Au plus haut niveau et sans trop de précautions de langage, les responsables politiques ont évoqué, ces derniers mois, des hypothèses qui, il y a encore un an, auraient été taboues : la sortie d'un pays de l'euro, son exclusion ou l'éclatement même de la monnaie unique. Le débat sur le retour au mark s'étale dans les colonnes des quotidiens allemands. Le doute est allé si loin, depuis la crise irlandaise, que la crainte actuelle des dirigeants européens est ce qu'ils appellent les « prophéties auto-réalisatrices ».


Bricolé dans la douleur et sous le poids des réticences allemandes, le Fonds européen de stabilité financière a permis, au printemps, de stopper la dérive grecque et d'éviter le pire. À ce jour, seule l'Irlande y a puisé. Et moins de 10 % des 750 milliards d'euros mis sur la table par l'Union européenne et le Fonds monétaire international ont été réellement débloqués. Les Vingt-Sept, réunis ce soir à Bruxelles, ne devraient pas, comme certains le suggèrent, rehausser ce toit.


En revanche, ils vont discuter du mécanisme permanent qui, à compter de 2013, devrait remplacer ce Fonds. Il s'appellera MES, Mécanisme européen de stabilité.
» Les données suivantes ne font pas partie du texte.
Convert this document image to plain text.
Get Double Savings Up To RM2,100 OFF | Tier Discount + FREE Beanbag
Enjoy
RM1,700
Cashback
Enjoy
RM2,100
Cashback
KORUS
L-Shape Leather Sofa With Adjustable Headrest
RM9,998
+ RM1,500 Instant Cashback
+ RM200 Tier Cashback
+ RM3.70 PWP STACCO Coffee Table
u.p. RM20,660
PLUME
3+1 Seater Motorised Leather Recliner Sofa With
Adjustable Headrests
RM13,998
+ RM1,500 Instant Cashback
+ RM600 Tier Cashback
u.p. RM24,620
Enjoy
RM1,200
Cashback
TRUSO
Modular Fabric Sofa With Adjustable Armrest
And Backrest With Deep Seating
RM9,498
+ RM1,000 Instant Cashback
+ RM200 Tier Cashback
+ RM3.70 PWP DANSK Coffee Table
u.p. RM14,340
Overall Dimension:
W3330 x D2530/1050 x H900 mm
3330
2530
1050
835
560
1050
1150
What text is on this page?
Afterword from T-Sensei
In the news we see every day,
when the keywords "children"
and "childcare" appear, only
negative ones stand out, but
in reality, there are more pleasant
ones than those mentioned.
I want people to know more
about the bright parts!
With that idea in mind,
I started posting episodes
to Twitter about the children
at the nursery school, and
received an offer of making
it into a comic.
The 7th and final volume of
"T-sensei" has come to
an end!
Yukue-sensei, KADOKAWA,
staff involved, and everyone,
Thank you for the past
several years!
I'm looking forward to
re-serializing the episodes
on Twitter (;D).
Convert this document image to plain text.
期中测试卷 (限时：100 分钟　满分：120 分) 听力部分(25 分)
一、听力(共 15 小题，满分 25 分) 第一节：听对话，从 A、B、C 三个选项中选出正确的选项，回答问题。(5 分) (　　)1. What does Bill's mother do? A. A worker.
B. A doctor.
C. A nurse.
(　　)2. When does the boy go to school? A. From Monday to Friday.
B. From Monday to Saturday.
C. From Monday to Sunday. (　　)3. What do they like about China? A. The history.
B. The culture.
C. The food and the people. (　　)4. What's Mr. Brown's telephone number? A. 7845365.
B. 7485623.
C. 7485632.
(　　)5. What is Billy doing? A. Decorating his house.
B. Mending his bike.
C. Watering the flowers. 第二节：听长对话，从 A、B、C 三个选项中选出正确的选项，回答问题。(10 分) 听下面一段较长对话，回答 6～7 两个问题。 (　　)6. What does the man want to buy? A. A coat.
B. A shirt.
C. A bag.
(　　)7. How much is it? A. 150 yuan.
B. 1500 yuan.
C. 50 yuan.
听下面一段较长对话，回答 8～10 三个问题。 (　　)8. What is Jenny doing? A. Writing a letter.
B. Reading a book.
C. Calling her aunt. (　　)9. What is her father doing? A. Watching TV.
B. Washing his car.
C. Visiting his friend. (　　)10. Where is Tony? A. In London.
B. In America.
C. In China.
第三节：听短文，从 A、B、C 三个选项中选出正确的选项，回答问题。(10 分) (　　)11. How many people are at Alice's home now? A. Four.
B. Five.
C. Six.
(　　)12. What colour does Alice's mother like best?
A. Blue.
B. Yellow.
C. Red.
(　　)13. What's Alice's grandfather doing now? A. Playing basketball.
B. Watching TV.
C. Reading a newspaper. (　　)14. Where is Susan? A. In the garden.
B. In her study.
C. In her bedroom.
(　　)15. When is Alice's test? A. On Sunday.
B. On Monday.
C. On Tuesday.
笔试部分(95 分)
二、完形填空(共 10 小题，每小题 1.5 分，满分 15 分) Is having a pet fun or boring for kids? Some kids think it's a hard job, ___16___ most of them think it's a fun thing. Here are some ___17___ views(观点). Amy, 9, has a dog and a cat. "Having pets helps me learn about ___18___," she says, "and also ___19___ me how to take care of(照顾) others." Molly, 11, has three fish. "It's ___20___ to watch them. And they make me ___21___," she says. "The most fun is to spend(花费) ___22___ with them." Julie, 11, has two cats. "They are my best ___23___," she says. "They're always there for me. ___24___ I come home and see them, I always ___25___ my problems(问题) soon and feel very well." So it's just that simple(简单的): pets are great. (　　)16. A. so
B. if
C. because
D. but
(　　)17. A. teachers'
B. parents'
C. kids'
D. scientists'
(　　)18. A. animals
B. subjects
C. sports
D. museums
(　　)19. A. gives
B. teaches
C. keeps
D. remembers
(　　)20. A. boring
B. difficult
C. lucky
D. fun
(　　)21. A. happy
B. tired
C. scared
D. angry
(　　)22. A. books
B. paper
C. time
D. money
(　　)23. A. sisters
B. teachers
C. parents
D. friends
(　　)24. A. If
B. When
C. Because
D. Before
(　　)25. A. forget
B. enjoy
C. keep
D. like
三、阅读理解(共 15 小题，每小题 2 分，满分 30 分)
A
Son cadre juridique, qui exige une retouche au traité, et son fonctionnement, qui continue d'exclure toute approche communautaire, font l'objet d'âpres discussions. Car deux philosophies continuent de s'affronter.


D'un côté, la rigueur qu'incarne, revendique et exige l'Allemagne. Aux yeux de Berlin, le mécanisme à mettre en place n'a pas pour but de sauver tel ou tel État membre, mais de sauver l'euro. La nuance est importante. Elle indique un refus clair d'une logique communautaire en matière de responsabilité financière. La voix de l'opinion, hostile à tout transfert financier vers les pays en crise, et le poids de la cour constitutionnelle de Karlsruhe continuent de conditionner fortement les choix de la Chancelière.


De l'autre côté, il y a tout ceux (les pays du Sud, mais pas seulement) qui craignent que le vrai visage de cette rigueur ¯ l'austérité ¯ ne soit socialement insoutenable et économiquement infructueuse en étouffant la relance. La multiplication des manifestations en Europe, de Dublin à Athènes en passant par Rome et même Londres, témoigne de la délicatesse du sujet. Et lorsque le gouvernement Cameron va, bientôt, entamer concrètement son plan de réduction de 500 000 emplois publics sur quatre ans, le flegme britannique va être mis à rude épreuve.


Entre ces deux positions, la France soutient l'Allemagne. Elle estime prioritaire d'apporter une réponse politique aux marchés financiers, quitte à composer avec les exigences de Berlin. Tous deux refusent, pour l'heure, l'idée d'émettre des obligations en euro tant qu'un vrai budget européen n'aura pas vu le jour. En échange, après bien des tergiversations, Angela Merkel a renouvelé son engagement en faveur de la monnaie unique et davantage d'intégration. Il était temps, car il n'y a que par le haut que l'Europe pourra sortir de cette crise.